ABSTRACT
Otto Kernberg reaffirms the central motivational role of affects in his object relations theory by incorporating the seminal work of Jaak Panksepp’s affective neuroscience. At the same time, he retains a dual drive model that posits libido and aggression as both a supraordinate level of development and etiologic of all unconscious conflict. The neuroscience he relies upon suggests alternative perspectives. Kernberg’s dynamic unconscious postulates the essential role of declarative memory regarding the neurotic use of repression and the more primitive dissociative defenses in sicker patients. This view is compared to that of Mucci, who sees dissociation as procedural memory. I suggest a broader conceptualization of the dynamic unconscious that takes into account, as Kernberg states, its infantile origins and incorporates the nonverbal symbolic realm of experience.
Disclosure statement
No potential conflict of interest was reported by the author(s).
Notes
1 Karl Friston’s work on free energy and entropy has catalyzed interesting integrative efforts within psychoanalysis that draws renewed attention to the death drive (Rabeyron, Citation2021) and Lacanian perspectives on drive and jouissance (Dall’Aglio, Citation2021).

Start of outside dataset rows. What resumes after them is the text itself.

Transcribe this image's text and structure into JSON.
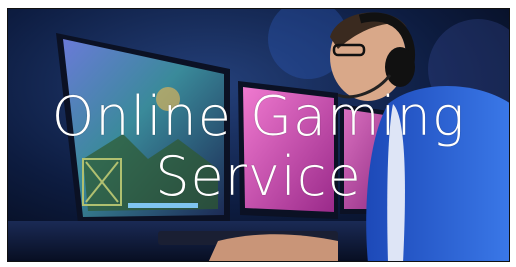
{
  "banner": {
    "title_line1": "Online Gaming",
    "title_line2": "Service",
    "image_subject": "gamer-playing-at-monitor",
    "colors": {
      "background": "#0a1530",
      "accent_pink": "#d63aa6",
      "accent_blue": "#2b5fd9",
      "title": "#ffffff"
    }
  }
}
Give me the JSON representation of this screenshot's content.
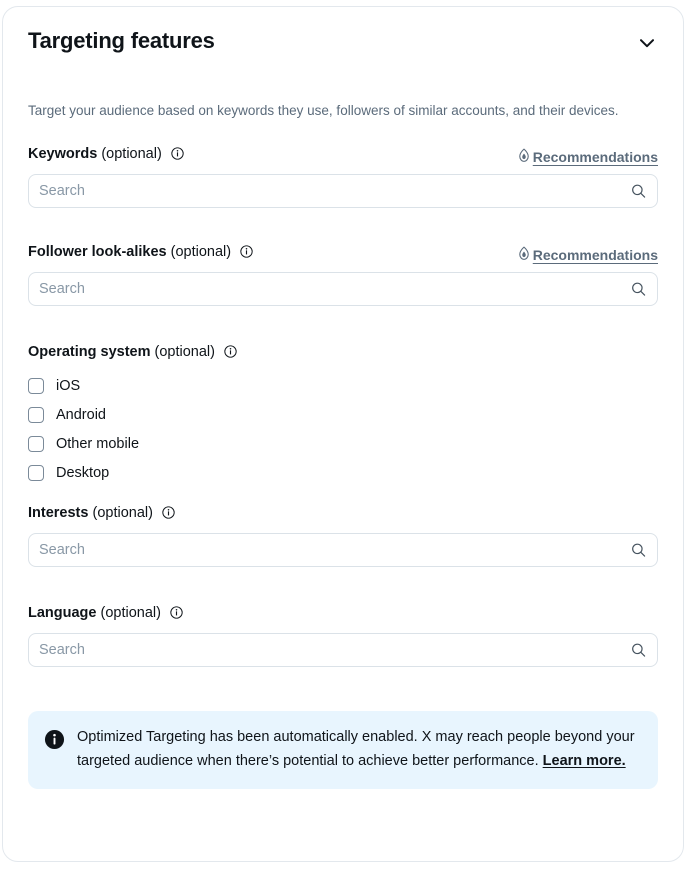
{
  "card": {
    "title": "Targeting features",
    "collapse_icon": "chevron-down-icon",
    "description": "Target your audience based on keywords they use, followers of similar accounts, and their devices."
  },
  "fields": {
    "keywords": {
      "label": "Keywords",
      "optional": "(optional)",
      "info_icon": "info-circle-icon",
      "recommendations_label": "Recommendations",
      "recommendations_icon": "flame-icon",
      "search_placeholder": "Search",
      "search_value": "",
      "search_icon": "search-icon"
    },
    "follower_lookalikes": {
      "label": "Follower look-alikes",
      "optional": "(optional)",
      "info_icon": "info-circle-icon",
      "recommendations_label": "Recommendations",
      "recommendations_icon": "flame-icon",
      "search_placeholder": "Search",
      "search_value": "",
      "search_icon": "search-icon"
    },
    "operating_system": {
      "label": "Operating system",
      "optional": "(optional)",
      "info_icon": "info-circle-icon",
      "options": [
        {
          "label": "iOS",
          "checked": false
        },
        {
          "label": "Android",
          "checked": false
        },
        {
          "label": "Other mobile",
          "checked": false
        },
        {
          "label": "Desktop",
          "checked": false
        }
      ]
    },
    "interests": {
      "label": "Interests",
      "optional": "(optional)",
      "info_icon": "info-circle-icon",
      "search_placeholder": "Search",
      "search_value": "",
      "search_icon": "search-icon"
    },
    "language": {
      "label": "Language",
      "optional": "(optional)",
      "info_icon": "info-circle-icon",
      "search_placeholder": "Search",
      "search_value": "",
      "search_icon": "search-icon"
    }
  },
  "notice": {
    "icon": "info-filled-icon",
    "text": "Optimized Targeting has been automatically enabled. X may reach people beyond your targeted audience when there’s potential to achieve better performance.",
    "link_label": "Learn more.",
    "background_color": "#e8f5fe"
  },
  "colors": {
    "text_primary": "#0f1419",
    "text_secondary": "#5b6b7b",
    "border": "#dbe2e8",
    "card_border": "#e3e8ed",
    "placeholder": "#8998a6"
  }
}
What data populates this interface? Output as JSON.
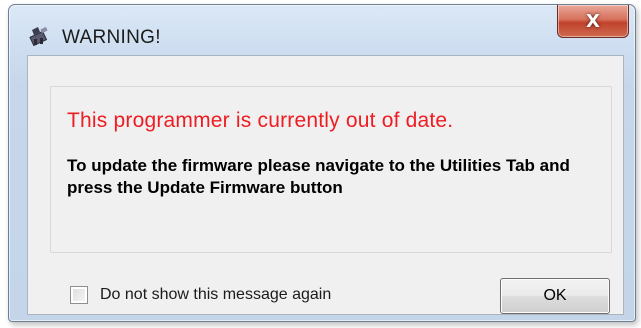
{
  "window": {
    "title": "WARNING!",
    "icon": "programmer-app-icon",
    "close_label": "X"
  },
  "message": {
    "headline": "This programmer is currently out of date.",
    "instructions": "To update the firmware please navigate to the Utilities Tab and press the Update Firmware button"
  },
  "footer": {
    "checkbox_label": "Do not show this message again",
    "checkbox_checked": false,
    "ok_label": "OK"
  },
  "colors": {
    "headline": "#ee1d23",
    "close_button": "#c0432c"
  }
}
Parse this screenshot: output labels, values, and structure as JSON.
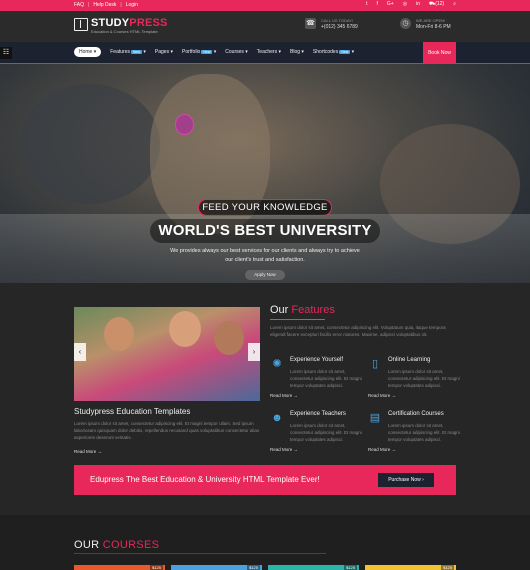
{
  "topbar": {
    "links": [
      "FAQ",
      "Help Desk",
      "Login"
    ],
    "social_icons": [
      "twitter-icon",
      "facebook-icon",
      "google-plus-icon",
      "instagram-icon",
      "linkedin-icon"
    ],
    "cart": "(12)"
  },
  "header": {
    "logo_main": "STUDY",
    "logo_accent": "PRESS",
    "logo_sub": "Education & Courses HTML Template",
    "call_label": "CALL US TODAY!",
    "call_value": "+(012) 345 6789",
    "open_label": "WE ARE OPEN!",
    "open_value": "Mon-Fri 8-6 PM"
  },
  "nav": {
    "items": [
      {
        "label": "Home",
        "active": true,
        "badge": ""
      },
      {
        "label": "Features",
        "badge": "New"
      },
      {
        "label": "Pages",
        "badge": ""
      },
      {
        "label": "Portfolio",
        "badge": "New"
      },
      {
        "label": "Courses",
        "badge": ""
      },
      {
        "label": "Teachers",
        "badge": ""
      },
      {
        "label": "Blog",
        "badge": ""
      },
      {
        "label": "Shortcodes",
        "badge": "New"
      }
    ],
    "book_now": "Book Now"
  },
  "hero": {
    "tagline": "FEED YOUR KNOWLEDGE",
    "title": "WORLD'S BEST UNIVERSITY",
    "description": "We provides always our best services for our clients and always try to achieve our client's trust and satisfaction.",
    "apply_label": "Apply Now"
  },
  "education": {
    "title": "Studypress Education Templates",
    "text": "Lorem ipsum dolor sit amet, consectetur adipiscing elit. Et magni tempor ullam. Sed ipsum laboriosam quisquam dolor debitis, repellendus recusand quas voluptatibus consectetur alias asperiores deserunt veritatis.",
    "read_more": "Read More →"
  },
  "features": {
    "heading_plain": "Our",
    "heading_accent": "Features",
    "intro": "Lorem ipsum dolor sit amet, consectetur adipiscing elit. Voluptatum quia, itaque tempora eligendi facere excepturi facilis error maiores. Maxime, adipisci voluptatibus sit.",
    "items": [
      {
        "title": "Experience Yourself",
        "text": "Lorem ipsum dolor sit amet, consectetur adipiscing elit. Et magni tempor voluptates adipisci.",
        "read_more": "Read More →",
        "icon": "lightbulb-icon"
      },
      {
        "title": "Online Learning",
        "text": "Lorem ipsum dolor sit amet, consectetur adipiscing elit. Et magni tempor voluptates adipisci.",
        "read_more": "Read More →",
        "icon": "mobile-icon"
      },
      {
        "title": "Experience Teachers",
        "text": "Lorem ipsum dolor sit amet, consectetur adipiscing elit. Et magni tempor voluptates adipisci.",
        "read_more": "Read More →",
        "icon": "users-icon"
      },
      {
        "title": "Certification Courses",
        "text": "Lorem ipsum dolor sit amet, consectetur adipiscing elit. Et magni tempor voluptates adipisci.",
        "read_more": "Read More →",
        "icon": "certificate-icon"
      }
    ]
  },
  "cta": {
    "text": "Edupress The Best Education & University HTML Template Ever!",
    "button": "Purchase Now"
  },
  "courses": {
    "heading_plain": "OUR",
    "heading_accent": "COURSES",
    "prices": [
      "$125",
      "$125",
      "$125",
      "$125"
    ],
    "thumb_colors": [
      "#e85a2b",
      "#4aa3df",
      "#2bb5a8",
      "#f2c230"
    ]
  },
  "colors": {
    "accent": "#e8275a",
    "nav_bg": "#1d2231",
    "icon_blue": "#4aa3df"
  }
}
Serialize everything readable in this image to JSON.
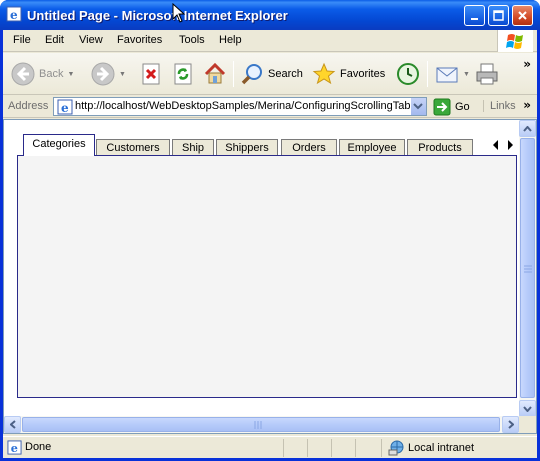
{
  "window": {
    "title": "Untitled Page - Microsoft Internet Explorer"
  },
  "menu": {
    "items": [
      "File",
      "Edit",
      "View",
      "Favorites",
      "Tools",
      "Help"
    ]
  },
  "toolbar": {
    "back_label": "Back",
    "search_label": "Search",
    "favorites_label": "Favorites"
  },
  "address": {
    "label": "Address",
    "url": "http://localhost/WebDesktopSamples/Merina/ConfiguringScrollingTabBar.aspx",
    "go_label": "Go",
    "links_label": "Links"
  },
  "tabs": {
    "items": [
      "Categories",
      "Customers",
      "Ship",
      "Shippers",
      "Orders",
      "Employee",
      "Products"
    ],
    "active_index": 0
  },
  "status": {
    "text": "Done",
    "zone": "Local intranet"
  },
  "colors": {
    "title_bar": "#0a52d8",
    "frame": "#ece9d8",
    "tab_border": "#2a2a8a",
    "panel_bg": "#f4f4f4"
  }
}
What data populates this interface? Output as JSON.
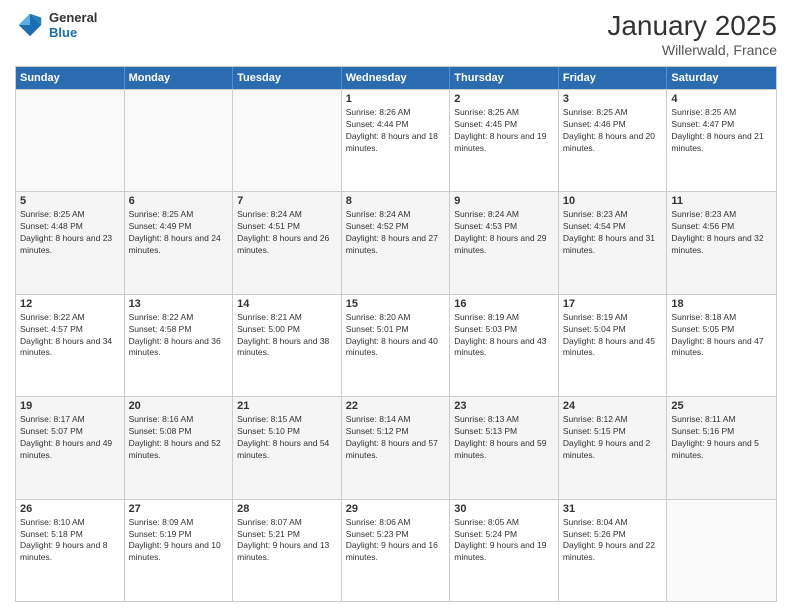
{
  "header": {
    "logo_general": "General",
    "logo_blue": "Blue",
    "title": "January 2025",
    "subtitle": "Willerwald, France"
  },
  "calendar": {
    "days_of_week": [
      "Sunday",
      "Monday",
      "Tuesday",
      "Wednesday",
      "Thursday",
      "Friday",
      "Saturday"
    ],
    "weeks": [
      [
        {
          "day": "",
          "empty": true
        },
        {
          "day": "",
          "empty": true
        },
        {
          "day": "",
          "empty": true
        },
        {
          "day": "1",
          "sunrise": "8:26 AM",
          "sunset": "4:44 PM",
          "daylight": "8 hours and 18 minutes."
        },
        {
          "day": "2",
          "sunrise": "8:25 AM",
          "sunset": "4:45 PM",
          "daylight": "8 hours and 19 minutes."
        },
        {
          "day": "3",
          "sunrise": "8:25 AM",
          "sunset": "4:46 PM",
          "daylight": "8 hours and 20 minutes."
        },
        {
          "day": "4",
          "sunrise": "8:25 AM",
          "sunset": "4:47 PM",
          "daylight": "8 hours and 21 minutes."
        }
      ],
      [
        {
          "day": "5",
          "sunrise": "8:25 AM",
          "sunset": "4:48 PM",
          "daylight": "8 hours and 23 minutes."
        },
        {
          "day": "6",
          "sunrise": "8:25 AM",
          "sunset": "4:49 PM",
          "daylight": "8 hours and 24 minutes."
        },
        {
          "day": "7",
          "sunrise": "8:24 AM",
          "sunset": "4:51 PM",
          "daylight": "8 hours and 26 minutes."
        },
        {
          "day": "8",
          "sunrise": "8:24 AM",
          "sunset": "4:52 PM",
          "daylight": "8 hours and 27 minutes."
        },
        {
          "day": "9",
          "sunrise": "8:24 AM",
          "sunset": "4:53 PM",
          "daylight": "8 hours and 29 minutes."
        },
        {
          "day": "10",
          "sunrise": "8:23 AM",
          "sunset": "4:54 PM",
          "daylight": "8 hours and 31 minutes."
        },
        {
          "day": "11",
          "sunrise": "8:23 AM",
          "sunset": "4:56 PM",
          "daylight": "8 hours and 32 minutes."
        }
      ],
      [
        {
          "day": "12",
          "sunrise": "8:22 AM",
          "sunset": "4:57 PM",
          "daylight": "8 hours and 34 minutes."
        },
        {
          "day": "13",
          "sunrise": "8:22 AM",
          "sunset": "4:58 PM",
          "daylight": "8 hours and 36 minutes."
        },
        {
          "day": "14",
          "sunrise": "8:21 AM",
          "sunset": "5:00 PM",
          "daylight": "8 hours and 38 minutes."
        },
        {
          "day": "15",
          "sunrise": "8:20 AM",
          "sunset": "5:01 PM",
          "daylight": "8 hours and 40 minutes."
        },
        {
          "day": "16",
          "sunrise": "8:19 AM",
          "sunset": "5:03 PM",
          "daylight": "8 hours and 43 minutes."
        },
        {
          "day": "17",
          "sunrise": "8:19 AM",
          "sunset": "5:04 PM",
          "daylight": "8 hours and 45 minutes."
        },
        {
          "day": "18",
          "sunrise": "8:18 AM",
          "sunset": "5:05 PM",
          "daylight": "8 hours and 47 minutes."
        }
      ],
      [
        {
          "day": "19",
          "sunrise": "8:17 AM",
          "sunset": "5:07 PM",
          "daylight": "8 hours and 49 minutes."
        },
        {
          "day": "20",
          "sunrise": "8:16 AM",
          "sunset": "5:08 PM",
          "daylight": "8 hours and 52 minutes."
        },
        {
          "day": "21",
          "sunrise": "8:15 AM",
          "sunset": "5:10 PM",
          "daylight": "8 hours and 54 minutes."
        },
        {
          "day": "22",
          "sunrise": "8:14 AM",
          "sunset": "5:12 PM",
          "daylight": "8 hours and 57 minutes."
        },
        {
          "day": "23",
          "sunrise": "8:13 AM",
          "sunset": "5:13 PM",
          "daylight": "8 hours and 59 minutes."
        },
        {
          "day": "24",
          "sunrise": "8:12 AM",
          "sunset": "5:15 PM",
          "daylight": "9 hours and 2 minutes."
        },
        {
          "day": "25",
          "sunrise": "8:11 AM",
          "sunset": "5:16 PM",
          "daylight": "9 hours and 5 minutes."
        }
      ],
      [
        {
          "day": "26",
          "sunrise": "8:10 AM",
          "sunset": "5:18 PM",
          "daylight": "9 hours and 8 minutes."
        },
        {
          "day": "27",
          "sunrise": "8:09 AM",
          "sunset": "5:19 PM",
          "daylight": "9 hours and 10 minutes."
        },
        {
          "day": "28",
          "sunrise": "8:07 AM",
          "sunset": "5:21 PM",
          "daylight": "9 hours and 13 minutes."
        },
        {
          "day": "29",
          "sunrise": "8:06 AM",
          "sunset": "5:23 PM",
          "daylight": "9 hours and 16 minutes."
        },
        {
          "day": "30",
          "sunrise": "8:05 AM",
          "sunset": "5:24 PM",
          "daylight": "9 hours and 19 minutes."
        },
        {
          "day": "31",
          "sunrise": "8:04 AM",
          "sunset": "5:26 PM",
          "daylight": "9 hours and 22 minutes."
        },
        {
          "day": "",
          "empty": true
        }
      ]
    ]
  }
}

2 Solms distinguishes non-declarative emotional memory from procedural memory where the latter applies to motor tasks. Most analysts have not made this distinction (Clyman, Citation1991).
3 It is unclear to me why Kernberg uses dissociation – a term often used by relational analysts and traumatologists – rather than splitting.
4 Boag (Citation2020), suggests that Solms’ distinction between repression and all other defenses seems parallel to Freud’s primal repression and repression proper.